DESIGN, SETTING, AND PARTICIPANTS:
The ReSource Project was a 9-month open-label efficacy trial of three, 3-month secularized mental training modules. Replacement randomization was used to assign 362 healthy participants in Leipzig and Berlin, Germany. Eligible participants were recruited between November 11, 2012, and February 13, 2013, and between November 13, 2013, and April 30, 2014. Intention-to-treat analyses were conducted.
INTERVENTIONS:
Breathing meditation and body scan (the presence module), loving-kindness meditation and affect dyad (the affect module), and observing-thoughts meditation and perspective dyad (the perspective module).

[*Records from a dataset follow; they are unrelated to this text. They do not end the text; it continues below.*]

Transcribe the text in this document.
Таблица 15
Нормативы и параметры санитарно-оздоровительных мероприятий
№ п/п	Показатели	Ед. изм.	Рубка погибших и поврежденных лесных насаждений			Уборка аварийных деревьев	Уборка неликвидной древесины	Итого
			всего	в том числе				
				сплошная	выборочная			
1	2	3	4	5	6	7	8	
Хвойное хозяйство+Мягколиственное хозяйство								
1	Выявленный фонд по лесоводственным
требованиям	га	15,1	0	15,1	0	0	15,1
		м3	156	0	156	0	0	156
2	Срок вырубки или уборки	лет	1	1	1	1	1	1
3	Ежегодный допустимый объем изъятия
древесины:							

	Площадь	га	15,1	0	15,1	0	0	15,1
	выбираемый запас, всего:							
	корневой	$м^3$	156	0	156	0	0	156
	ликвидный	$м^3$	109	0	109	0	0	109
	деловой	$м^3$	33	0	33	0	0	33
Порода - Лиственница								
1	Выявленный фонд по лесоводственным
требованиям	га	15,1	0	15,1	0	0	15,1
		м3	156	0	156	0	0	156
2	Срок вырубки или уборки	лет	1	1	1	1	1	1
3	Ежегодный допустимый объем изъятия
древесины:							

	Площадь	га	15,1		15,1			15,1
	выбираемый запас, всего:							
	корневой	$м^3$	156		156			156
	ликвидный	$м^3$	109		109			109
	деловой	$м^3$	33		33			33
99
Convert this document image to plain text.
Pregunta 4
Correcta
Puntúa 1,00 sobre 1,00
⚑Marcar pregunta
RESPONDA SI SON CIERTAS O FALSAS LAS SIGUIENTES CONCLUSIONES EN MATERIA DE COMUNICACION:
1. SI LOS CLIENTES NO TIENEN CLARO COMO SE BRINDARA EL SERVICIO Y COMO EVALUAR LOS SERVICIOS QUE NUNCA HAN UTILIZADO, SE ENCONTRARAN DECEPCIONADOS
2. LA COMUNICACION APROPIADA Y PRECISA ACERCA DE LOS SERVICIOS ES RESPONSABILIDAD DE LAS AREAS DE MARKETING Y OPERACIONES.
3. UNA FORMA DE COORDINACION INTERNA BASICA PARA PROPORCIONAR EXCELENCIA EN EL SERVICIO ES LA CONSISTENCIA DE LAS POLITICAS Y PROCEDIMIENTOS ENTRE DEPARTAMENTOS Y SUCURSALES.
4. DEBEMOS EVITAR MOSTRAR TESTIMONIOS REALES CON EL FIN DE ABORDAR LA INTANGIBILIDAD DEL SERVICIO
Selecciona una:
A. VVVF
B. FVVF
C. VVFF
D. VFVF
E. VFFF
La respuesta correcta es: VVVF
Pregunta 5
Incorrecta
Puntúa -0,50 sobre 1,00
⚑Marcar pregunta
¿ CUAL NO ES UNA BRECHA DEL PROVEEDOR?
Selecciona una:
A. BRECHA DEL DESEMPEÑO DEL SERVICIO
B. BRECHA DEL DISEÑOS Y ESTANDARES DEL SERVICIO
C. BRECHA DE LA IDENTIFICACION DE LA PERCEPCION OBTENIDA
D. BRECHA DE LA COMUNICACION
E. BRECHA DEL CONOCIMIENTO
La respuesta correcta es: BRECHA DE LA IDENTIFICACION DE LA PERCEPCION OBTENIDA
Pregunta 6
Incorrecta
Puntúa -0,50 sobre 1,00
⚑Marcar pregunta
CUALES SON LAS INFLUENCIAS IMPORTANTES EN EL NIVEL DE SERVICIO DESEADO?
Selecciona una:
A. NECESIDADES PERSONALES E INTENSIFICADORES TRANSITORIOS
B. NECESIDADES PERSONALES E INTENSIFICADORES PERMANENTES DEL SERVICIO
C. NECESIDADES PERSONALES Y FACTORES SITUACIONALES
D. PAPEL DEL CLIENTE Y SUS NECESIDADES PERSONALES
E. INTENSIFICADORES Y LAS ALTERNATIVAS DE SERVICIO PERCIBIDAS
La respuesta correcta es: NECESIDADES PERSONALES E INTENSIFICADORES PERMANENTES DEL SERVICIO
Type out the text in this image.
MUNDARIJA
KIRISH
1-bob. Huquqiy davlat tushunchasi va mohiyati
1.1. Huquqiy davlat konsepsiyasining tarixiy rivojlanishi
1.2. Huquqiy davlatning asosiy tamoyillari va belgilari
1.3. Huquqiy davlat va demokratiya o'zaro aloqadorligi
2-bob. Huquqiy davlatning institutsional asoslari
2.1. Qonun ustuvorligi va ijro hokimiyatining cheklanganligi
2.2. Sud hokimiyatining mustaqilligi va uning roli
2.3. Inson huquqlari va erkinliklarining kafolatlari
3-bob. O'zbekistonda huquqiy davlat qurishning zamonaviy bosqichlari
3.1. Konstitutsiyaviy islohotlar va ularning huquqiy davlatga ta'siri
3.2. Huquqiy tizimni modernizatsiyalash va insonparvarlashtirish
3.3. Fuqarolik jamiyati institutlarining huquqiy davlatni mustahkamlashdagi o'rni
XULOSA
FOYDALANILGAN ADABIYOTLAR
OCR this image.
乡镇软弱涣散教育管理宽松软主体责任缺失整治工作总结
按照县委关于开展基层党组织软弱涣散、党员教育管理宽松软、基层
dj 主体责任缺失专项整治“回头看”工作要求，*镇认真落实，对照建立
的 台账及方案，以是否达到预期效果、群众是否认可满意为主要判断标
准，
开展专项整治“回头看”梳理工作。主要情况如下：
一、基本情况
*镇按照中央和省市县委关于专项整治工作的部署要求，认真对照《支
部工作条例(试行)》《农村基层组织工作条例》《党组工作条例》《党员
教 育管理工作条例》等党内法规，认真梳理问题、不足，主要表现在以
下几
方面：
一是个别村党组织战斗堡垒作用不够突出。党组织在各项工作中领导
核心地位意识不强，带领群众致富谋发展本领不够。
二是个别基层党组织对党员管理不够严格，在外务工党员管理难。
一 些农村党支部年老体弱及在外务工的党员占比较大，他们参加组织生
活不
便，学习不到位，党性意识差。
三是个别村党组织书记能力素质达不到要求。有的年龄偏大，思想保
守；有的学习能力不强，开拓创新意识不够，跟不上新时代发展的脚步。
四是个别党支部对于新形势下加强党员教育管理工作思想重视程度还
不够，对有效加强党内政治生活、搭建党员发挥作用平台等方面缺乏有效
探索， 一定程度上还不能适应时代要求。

MAIN OUTCOMES AND MEASURES:
Primary outcomes were self-disclosure and social closeness. Engagement measures included compliance (ie, the mean [95% margin of error] number of meditation sessions that a participant engaged in per week), liking, and motivation to practice.
RESULTS:
Thirty participants dropped out after assignment to 3 experimental groups; 90 participants were assigned to a retest control that did not complete the main outcome measures; 16 participants provided no state-change data for the affect and perspective modules (226 remaining participants; mean age of 41.15 years; 59.3% female). Results are aggregated across training cohorts. Compliance was similar across the modules: loving-kindness meditation (3.78 [0.18] sessions), affect dyad (3.59 [0.14] sessions), observing-thoughts meditation (3.63 [0.20] sessions), and perspective dyad (3.24 [0.18] sessions). Motivation was higher for meditation (11.20 [0.40] sessions) than the dyads (9.26 [0.43] sessions) and was higher for the affect dyad (10.11 [0.46] sessions) than the perspective dyad (8.41 [0.46] sessions). Social closeness increased during a session for the affect dyad (1.49 [0.12] sessions) and the perspective dyad (1.06 [0.12] sessions) and increased over time for the affect dyad (slope of 0.016 [0.003]) and the perspective dyad (slope of 0.012 [0.003]). Self-disclosure increased over time for the affect dyad (slope of 0.023 [0.004]) and the perspective dyad (slope of 0.006 [0.005]), increasing more steeply for the affect dyad (P < .001).
CONCLUSIONS AND RELEVANCE:
Contemplative dyads elicited engagement similar to classical contemplative practices and increased perceived social connectedness. Contemplative dyads represent a new type of intervention targeting social connectedness and intersubjective capacities deficient in participants who experience loneliness and in many psychopathologies.